The Futility of Euphemism
By Fr. Paul Mankowski, S.J. (articles ) | Apr 22, 2003
An arresting paragraph from a CNN story on the Peterson murder case:
Regarding the killing of the unborn child, the complaint states, under the heading Termination of Pregnancy: "During the commission of the murder of Laci Denise Peterson, the defendant with knowledge that [she] was pregnant did inflict injury on [her] resulting in the termination of her pregnancy."
Why is this interesting? Because nobody believes that Scott Peterson is being charged with practicing medicine without a license.

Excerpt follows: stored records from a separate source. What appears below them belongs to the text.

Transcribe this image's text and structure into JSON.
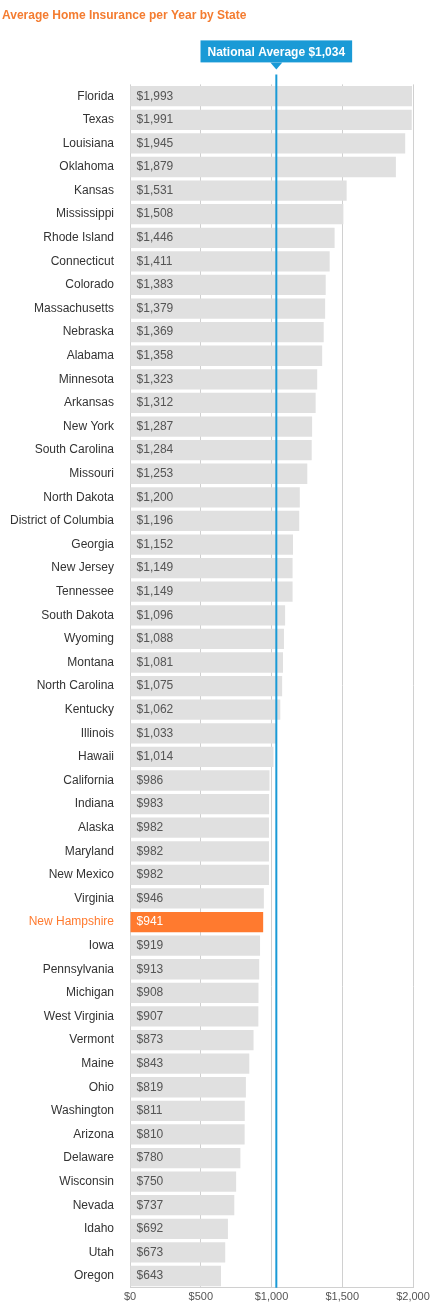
{
  "chart_data": {
    "type": "bar",
    "orientation": "horizontal",
    "title": "Average Home Insurance per Year by State",
    "categories": [
      "Florida",
      "Texas",
      "Louisiana",
      "Oklahoma",
      "Kansas",
      "Mississippi",
      "Rhode Island",
      "Connecticut",
      "Colorado",
      "Massachusetts",
      "Nebraska",
      "Alabama",
      "Minnesota",
      "Arkansas",
      "New York",
      "South Carolina",
      "Missouri",
      "North Dakota",
      "District of Columbia",
      "Georgia",
      "New Jersey",
      "Tennessee",
      "South Dakota",
      "Wyoming",
      "Montana",
      "North Carolina",
      "Kentucky",
      "Illinois",
      "Hawaii",
      "California",
      "Indiana",
      "Alaska",
      "Maryland",
      "New Mexico",
      "Virginia",
      "New Hampshire",
      "Iowa",
      "Pennsylvania",
      "Michigan",
      "West Virginia",
      "Vermont",
      "Maine",
      "Ohio",
      "Washington",
      "Arizona",
      "Delaware",
      "Wisconsin",
      "Nevada",
      "Idaho",
      "Utah",
      "Oregon"
    ],
    "values": [
      1993,
      1991,
      1945,
      1879,
      1531,
      1508,
      1446,
      1411,
      1383,
      1379,
      1369,
      1358,
      1323,
      1312,
      1287,
      1284,
      1253,
      1200,
      1196,
      1152,
      1149,
      1149,
      1096,
      1088,
      1081,
      1075,
      1062,
      1033,
      1014,
      986,
      983,
      982,
      982,
      982,
      946,
      941,
      919,
      913,
      908,
      907,
      873,
      843,
      819,
      811,
      810,
      780,
      750,
      737,
      692,
      673,
      643
    ],
    "value_labels": [
      "$1,993",
      "$1,991",
      "$1,945",
      "$1,879",
      "$1,531",
      "$1,508",
      "$1,446",
      "$1,411",
      "$1,383",
      "$1,379",
      "$1,369",
      "$1,358",
      "$1,323",
      "$1,312",
      "$1,287",
      "$1,284",
      "$1,253",
      "$1,200",
      "$1,196",
      "$1,152",
      "$1,149",
      "$1,149",
      "$1,096",
      "$1,088",
      "$1,081",
      "$1,075",
      "$1,062",
      "$1,033",
      "$1,014",
      "$986",
      "$983",
      "$982",
      "$982",
      "$982",
      "$946",
      "$941",
      "$919",
      "$913",
      "$908",
      "$907",
      "$873",
      "$843",
      "$819",
      "$811",
      "$810",
      "$780",
      "$750",
      "$737",
      "$692",
      "$673",
      "$643"
    ],
    "colors": [
      "#e0e0e0",
      "#e0e0e0",
      "#e0e0e0",
      "#e0e0e0",
      "#e0e0e0",
      "#e0e0e0",
      "#e0e0e0",
      "#e0e0e0",
      "#e0e0e0",
      "#e0e0e0",
      "#e0e0e0",
      "#e0e0e0",
      "#e0e0e0",
      "#e0e0e0",
      "#e0e0e0",
      "#e0e0e0",
      "#e0e0e0",
      "#e0e0e0",
      "#e0e0e0",
      "#e0e0e0",
      "#e0e0e0",
      "#e0e0e0",
      "#e0e0e0",
      "#e0e0e0",
      "#e0e0e0",
      "#e0e0e0",
      "#e0e0e0",
      "#e0e0e0",
      "#e0e0e0",
      "#e0e0e0",
      "#e0e0e0",
      "#e0e0e0",
      "#e0e0e0",
      "#e0e0e0",
      "#e0e0e0",
      "#ff7a2f",
      "#e0e0e0",
      "#e0e0e0",
      "#e0e0e0",
      "#e0e0e0",
      "#e0e0e0",
      "#e0e0e0",
      "#e0e0e0",
      "#e0e0e0",
      "#e0e0e0",
      "#e0e0e0",
      "#e0e0e0",
      "#e0e0e0",
      "#e0e0e0",
      "#e0e0e0",
      "#e0e0e0"
    ],
    "xlim": [
      0,
      2000
    ],
    "xticks": [
      {
        "value": 0,
        "label": "$0"
      },
      {
        "value": 500,
        "label": "$500"
      },
      {
        "value": 1000,
        "label": "$1,000"
      },
      {
        "value": 1500,
        "label": "$1,500"
      },
      {
        "value": 2000,
        "label": "$2,000"
      }
    ],
    "grid": true,
    "data_labels": true,
    "annotations": [
      {
        "value": 1034,
        "label": "National Average $1,034"
      }
    ]
  }
}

Killing the baby begat abortion; abortion begat termination of pregnancy. Now the semantic chain has circled upon itself, so that a murder committed with malice aforethought is reflexively called termination of pregnancy.
George Orwell's famous essay on language proposed that politically expedient equivocations are not really semantically ambiguous; they're used to ask and extend permission to do things whose true motives cannot be spoken out loud:
The inflated style is itself a kind of euphemism. A mass of Latin words falls upon the facts like soft snow, blurring the outlines and covering up all the details. The great enemy of clear language is insincerity. When there is a gap between one's real and one's declared aims, one turns as it were instinctively to long words and exhausted idioms, like a cuttlefish squirting out ink.
Does it work? Only in short term, and even then only when backed by force. In charging him with termination of pregnancy the Modesto police and the Stanislaus County District Attorney's Office understand perfectly, and want us to understand, the motive of the accused. That means for the past 30 years the women's health clinic surgeon in his white lab-coat and diplomas and grave, solicitous manner has been up to the same thing as (allegedly) Scott Peterson. No one was ever fooled.